Après Babel, traduire au MuCEM

Photo / Art  /   /  de Jacques Lucchesi

Si la vie en société se résumait seulement à des échanges économiques, nous pourrions sans nul doute nous satisfaire d’une seule langue mondiale – l’anglais ou le globish, si l’on préfère. Mais pour profiter pleinement de la diversité des cultures – pour comprendre l’esprit d’un peuple -, il faut forcément, soit apprendre de nombreuses langues, soit recourir à des traducteurs. Sans eux nous serions limités aux écrits de notre propre idiome ; nous ne pourrions pas profiter de la pensée et de la poésie des nations qui nous entourent, des plus proches aux plus lointaines. Sans traduction, pas de Platon, pas de Confucius, pas de Goethe. Assurément, nous habiterions un monde plus étriqué, plus monotone, semblable à une harpe n’ayant qu’une unique corde.

Oui, notre culture repose sur la traduction et nous avons plus que jamais besoin des traducteurs pour continuer à vivre dans un monde ouvert, même si ceux-ci achoppent à transcrire des nuances qui appartiennent à la matérialité sonore et graphique d’une langue étrangère. Traduttore traditore dit un proverbe italien bien connu. Traduire c’est toujours trahir un peu ou, si l’on veut, c’est se situer dans un entre-deux ou le sens se forme et se déforme sans cesse.

En cela, Après Babel, traduire, que propose le MuCEM durant tout l’hiver, est d’une nécessité absolue pour qui cherche à percevoir le cheminement des idées et des croyances à travers le temps et l’espace. Placée sous l’autorité de la philosophe Barbara Cassin, sa conceptrice – on ne peut que recommander ses nombreux travaux sur cette question -, cette exposition nous entraine dans un voyage où l’art, dans ses multiples expressions, vient étayer avec bonheur le caractère plus ardu de l’approche scientifique.

Voici l’incontournable tour de Babel, symbole de l’orgueil humain et de la dispersion des langues, tant de fois représentée par les peintres (ici Abel Grimmer et Chéri Samba).
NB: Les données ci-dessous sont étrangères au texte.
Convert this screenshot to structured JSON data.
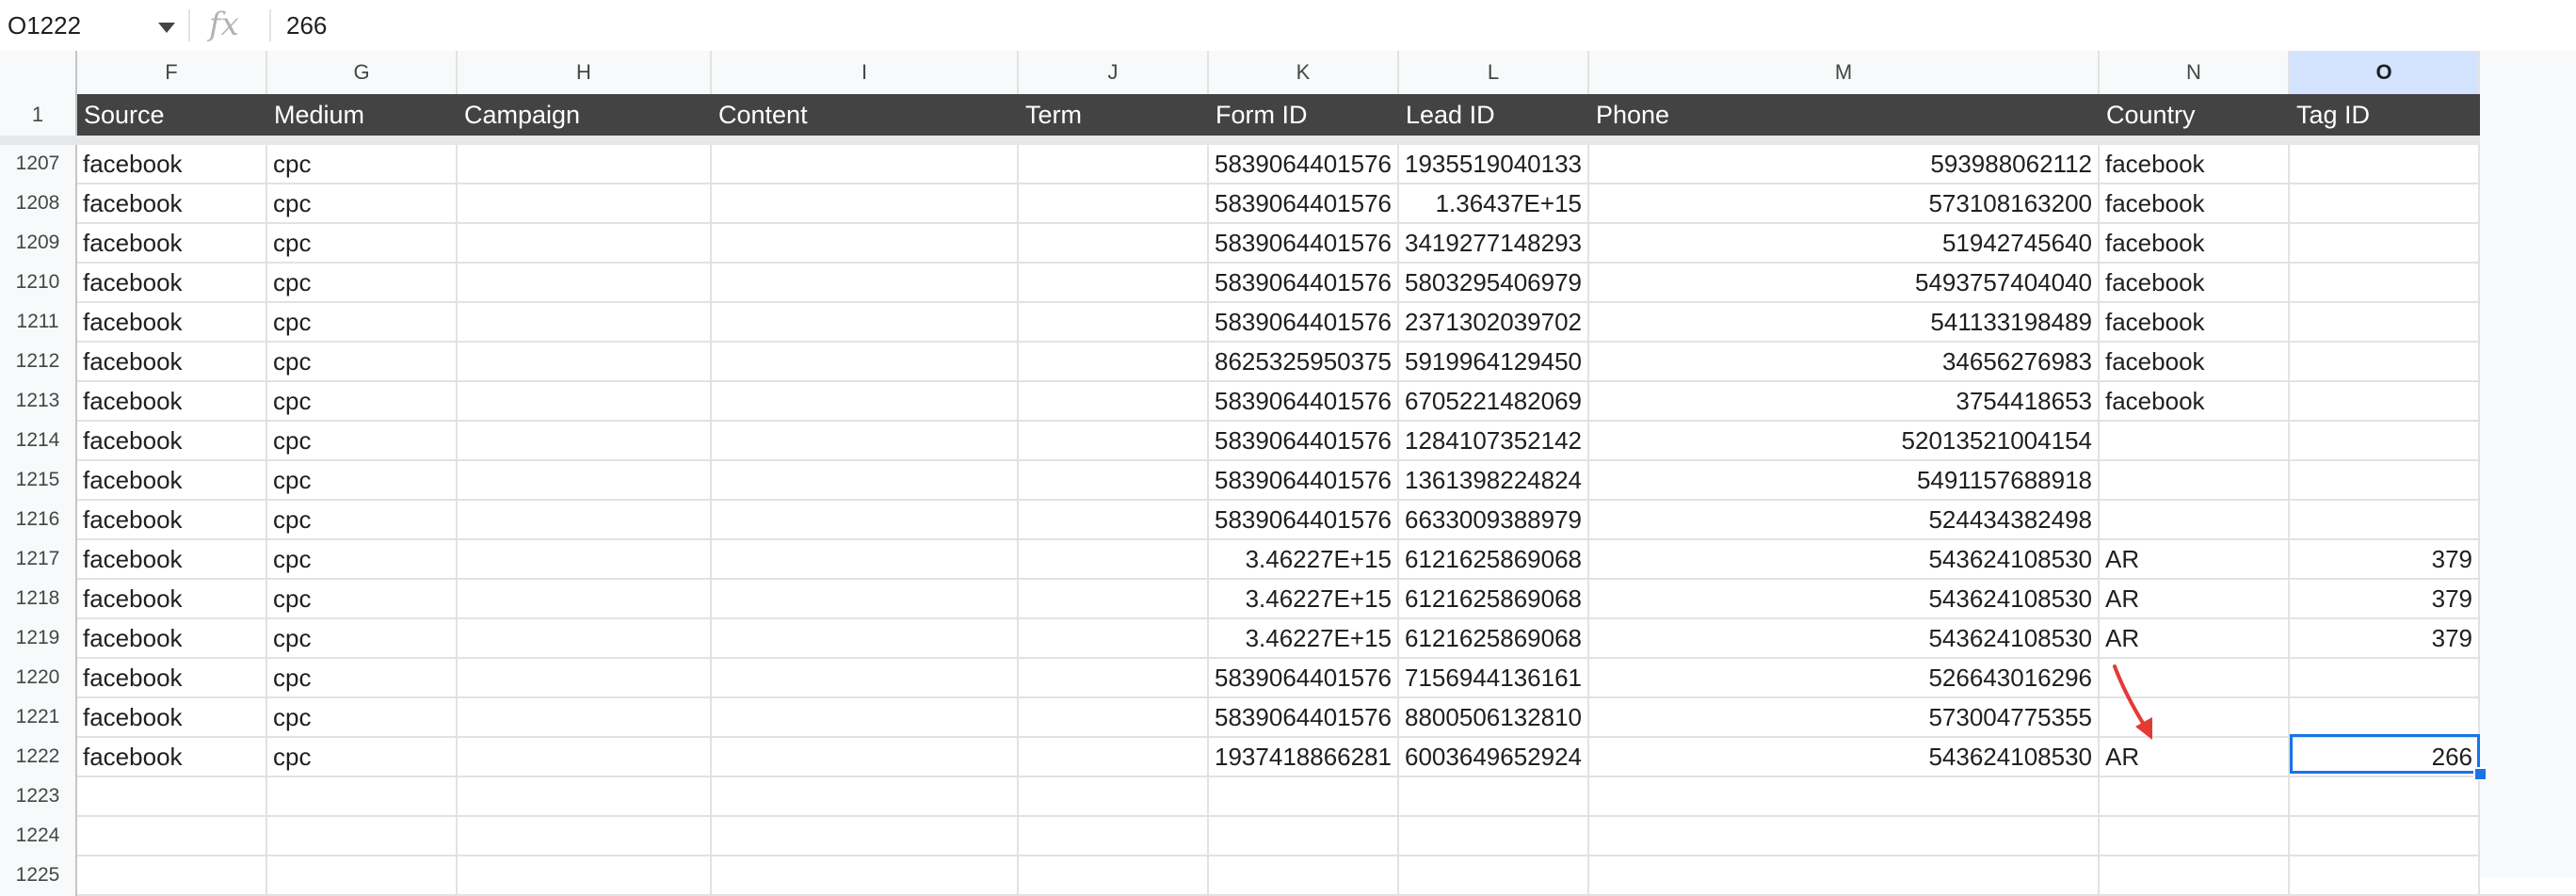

Ou cette copie de la fameuse pierre de Rosette sur laquelle Champollion s’escrima de longues années durant avant d’en décrypter la signification. Là c’est Georges De La Tour qui a peint l’infatigable traducteur biblique que fût Saint Jérôme. Ici c’est Martin Luther vu par Cranach le Jeune, puisqu’on sait sans doute que le fondateur du Protestantisme traduisit la Bible du latin en allemand, jetant ainsi les bases de la lecture de masse et de la libre interprétation des Ecritures. Dans une vitrine voisine, c’est Chagall qui revisite avec audace Moïse et ses Tables de la Loi. Un peu plus loin nous attendent les surprises de la langue des signes et la traduction artistique d’expressions idiomatiques comme il pleut des cordes et autres cats and dogs. Et un document sonore nous rappele que la célèbre Lili Marlène devint un chant de résistance au nazisme après avoir été l’une de ses chansons fétiches.
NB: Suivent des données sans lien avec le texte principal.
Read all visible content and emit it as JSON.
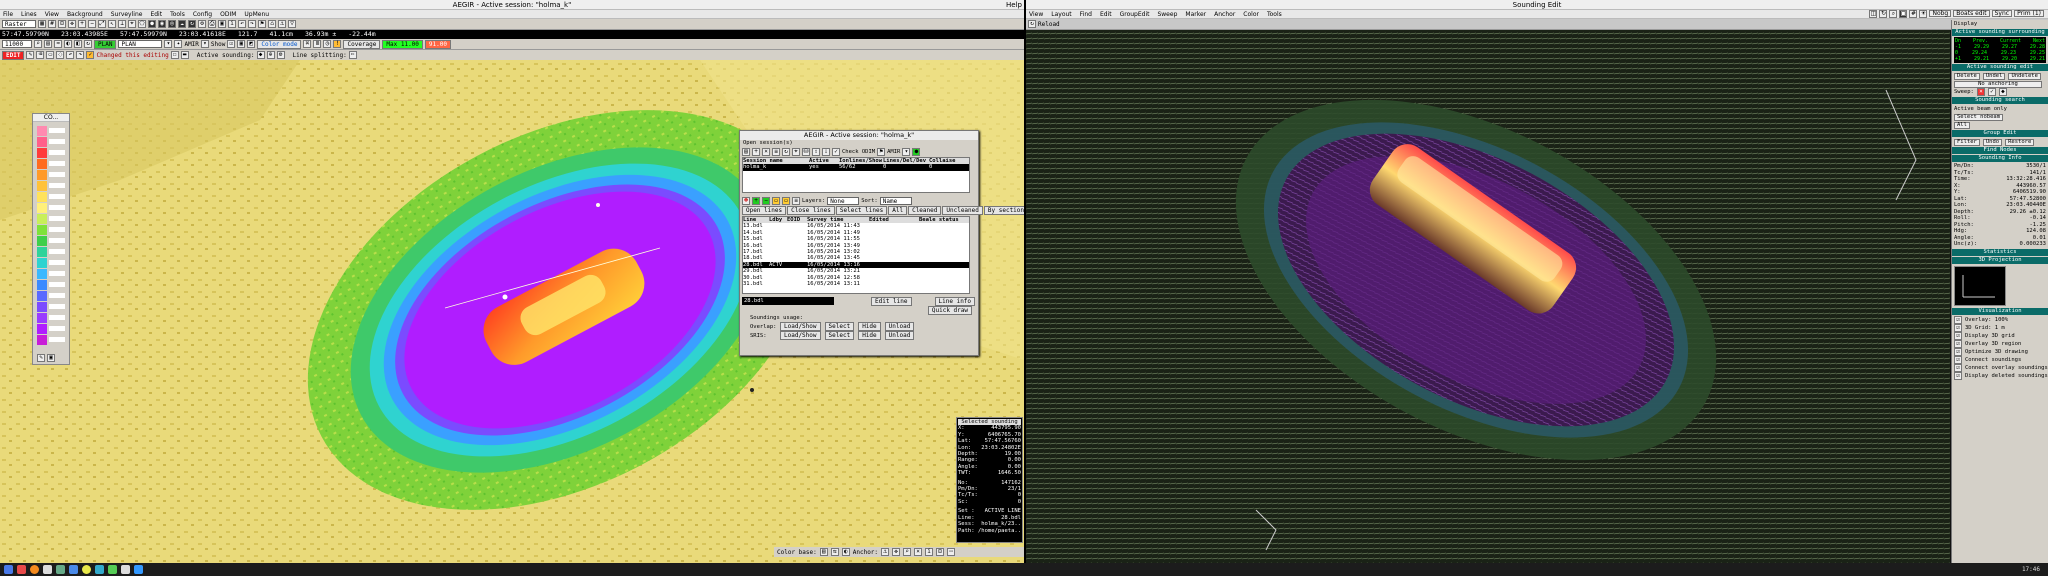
{
  "left_window": {
    "title": "AEGIR - Active session: \"holma_k\"",
    "help": "Help",
    "menu": [
      "File",
      "Lines",
      "View",
      "Background",
      "Surveyline",
      "Edit",
      "Tools",
      "Config",
      "ODIM",
      "UpMenu"
    ],
    "raster_label": "Raster",
    "coords": [
      "57:47.59790N",
      "23:03.43985E",
      "57:47.59979N",
      "23:03.41618E",
      "121.7",
      "41.1cm",
      "36.93m ±",
      "-22.44m"
    ],
    "grid_size": "11000",
    "plan_label": "PLAN",
    "amir_label": "AMIR",
    "show_label": "Show",
    "color_mode": "Color mode",
    "coverage_btn": "Coverage",
    "depth_green": "Max 11.00",
    "depth_red": "91.00",
    "edit_badge": "EDIT",
    "changed_label": "Changed this editing",
    "active_sounding_label": "Active sounding:",
    "line_splitting_label": "Line splitting:"
  },
  "palette": {
    "title": "CO..."
  },
  "session_dialog": {
    "title": "AEGIR - Active session: \"holma_k\"",
    "open_sessions": "Open session(s)",
    "check_odim": "Check ODIM",
    "amir": "AMIR",
    "sess_headers": [
      "Session name",
      "Active",
      "Ionlines/Show",
      "Lines/Del/Dev",
      "Collaise"
    ],
    "sess_row": [
      "holma_k",
      "yes",
      "56/62",
      "0",
      "0"
    ],
    "layers_label": "Layers:",
    "sort_label": "Sort:",
    "sort_value": "Name",
    "none_value": "None",
    "line_buttons": [
      "Open lines",
      "Close lines",
      "Select lines",
      "All",
      "Cleaned",
      "Uncleaned",
      "By section"
    ],
    "line_headers": [
      "Line",
      "Ldby",
      "EOID",
      "Survey time",
      "Edited",
      "Beale status"
    ],
    "lines": [
      [
        "13.bdl",
        "",
        "",
        "16/05/2014 11:43",
        ""
      ],
      [
        "14.bdl",
        "",
        "",
        "16/05/2014 11:49",
        ""
      ],
      [
        "15.bdl",
        "",
        "",
        "16/05/2014 11:55",
        ""
      ],
      [
        "16.bdl",
        "",
        "",
        "16/05/2014 13:49",
        ""
      ],
      [
        "17.bdl",
        "",
        "",
        "16/05/2014 13:02",
        ""
      ],
      [
        "18.bdl",
        "",
        "",
        "16/05/2014 13:45",
        ""
      ],
      [
        "28.bdl",
        "ACTV",
        "",
        "16/05/2014 13:16",
        ""
      ],
      [
        "29.bdl",
        "",
        "",
        "16/05/2014 13:21",
        ""
      ],
      [
        "30.bdl",
        "",
        "",
        "16/05/2014 12:58",
        ""
      ],
      [
        "31.bdl",
        "",
        "",
        "16/05/2014 13:11",
        ""
      ]
    ],
    "selected_index": 6,
    "current_line": "28.bdl",
    "edit_line": "Edit line",
    "line_info": "Line info",
    "quick_draw": "Quick draw",
    "soundings_usage": "Soundings usage:",
    "overlap_label": "Overlap:",
    "ss_label": "SRIS:",
    "load_show": "Load/Show",
    "select": "Select",
    "hide": "Hide",
    "unload": "Unload"
  },
  "selected_sounding": {
    "title": "Selected sounding",
    "rows": [
      [
        "X:",
        "443795.90"
      ],
      [
        "Y:",
        "6406765.70"
      ],
      [
        "Lat:",
        "57:47.56760"
      ],
      [
        "Lon:",
        "23:03.24802E"
      ],
      [
        "Depth:",
        "19.00"
      ],
      [
        "Range:",
        "0.00"
      ],
      [
        "Angle:",
        "0.00"
      ],
      [
        "TWT:",
        "1646.50"
      ]
    ],
    "rows2": [
      [
        "No:",
        "147162"
      ],
      [
        "Pm/Dn:",
        "23/1"
      ],
      [
        "Tc/Ts:",
        "0"
      ],
      [
        "Sc:",
        "0"
      ]
    ],
    "rows3": [
      [
        "Set :",
        "ACTIVE LINE"
      ],
      [
        "Line:",
        "28.bdl"
      ],
      [
        "Sess:",
        "holma_k/23.."
      ],
      [
        "Path:",
        "/home/paeta.."
      ]
    ]
  },
  "color_bar": {
    "label": "Color base:",
    "anchor": "Anchor:"
  },
  "right_window": {
    "title": "Sounding Edit",
    "menu": [
      "View",
      "Layout",
      "Find",
      "Edit",
      "GroupEdit",
      "Sweep",
      "Marker",
      "Anchor",
      "Color",
      "Tools"
    ],
    "reload": "Reload",
    "nobeg": "Nobg",
    "boats": "Boats edit",
    "sync": "Sync",
    "zoom": "Prim (1)",
    "display_label": "Display"
  },
  "side_panel": {
    "sections": [
      "Active sounding surrounding",
      "Active sounding edit",
      "Sounding search",
      "Group Edit",
      "Find Nodes",
      "Sounding Info",
      "Statistics",
      "3D Projection",
      "Visualization"
    ],
    "surround_headers": [
      "Dn",
      "Prev.",
      "Current",
      "Next"
    ],
    "surround_rows": [
      [
        "-1",
        "29.29",
        "29.27",
        "29.28"
      ],
      [
        "0",
        "29.24",
        "29.23",
        "29.25"
      ],
      [
        "+1",
        "29.21",
        "29.20",
        "29.21"
      ]
    ],
    "delete": "Delete",
    "undel": "Undel",
    "undelete": "Undelete",
    "no_anchor": "No anchoring",
    "sweep_label": "Sweep:",
    "select_nobeam": "Select nobeam",
    "active_beam_only": "Active beam only",
    "features_all": "All",
    "filter_btn": "Filter",
    "undo_btn": "Undo",
    "restore_btn": "Restore",
    "info_rows": [
      [
        "Pm/Dn:",
        "3530/1"
      ],
      [
        "Tc/Ts:",
        "141/1"
      ],
      [
        "Time:",
        "13:32:28.416"
      ],
      [
        "X:",
        "443960.57"
      ],
      [
        "Y:",
        "6406519.90"
      ],
      [
        "Lat:",
        "57:47.52800"
      ],
      [
        "Lon:",
        "23:03.40440E"
      ],
      [
        "Depth:",
        "29.26 ±0.12"
      ],
      [
        "Roll:",
        "-0.14"
      ],
      [
        "Pitch:",
        "-1.25"
      ],
      [
        "Hdg:",
        "124.08"
      ],
      [
        "Angle:",
        "0.01"
      ],
      [
        "Unc(z):",
        "0.000233"
      ]
    ],
    "vis_rows": [
      "Overlay: 100%",
      "3D Grid: 1 m",
      "Display 3D grid",
      "Overlay 3D region",
      "Optimize 3D drawing",
      "Connect soundings",
      "Connect overlay soundings",
      "Display deleted soundings"
    ]
  },
  "taskbar": {
    "clock": "17:46"
  }
}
Ce parcours vertigineux bouscule nos certitudes mais l’on en ressort muni de clés nouvelles pour réfléchir sur notre condition. De quelles pâtes à papier et de quelles influences est faite notre civilisation ? Combien de langages bruissent en chacun de nous ? C’est la leçon relativiste de cette très belle exposition que de nous inviter à voir le monde avec les yeux de l’autre.

Du 14 décembre 2016 au 20 mars 2017.
Tel : 04 84 35 13 13. Tous les jours sauf le mardi, de 11h à 18h.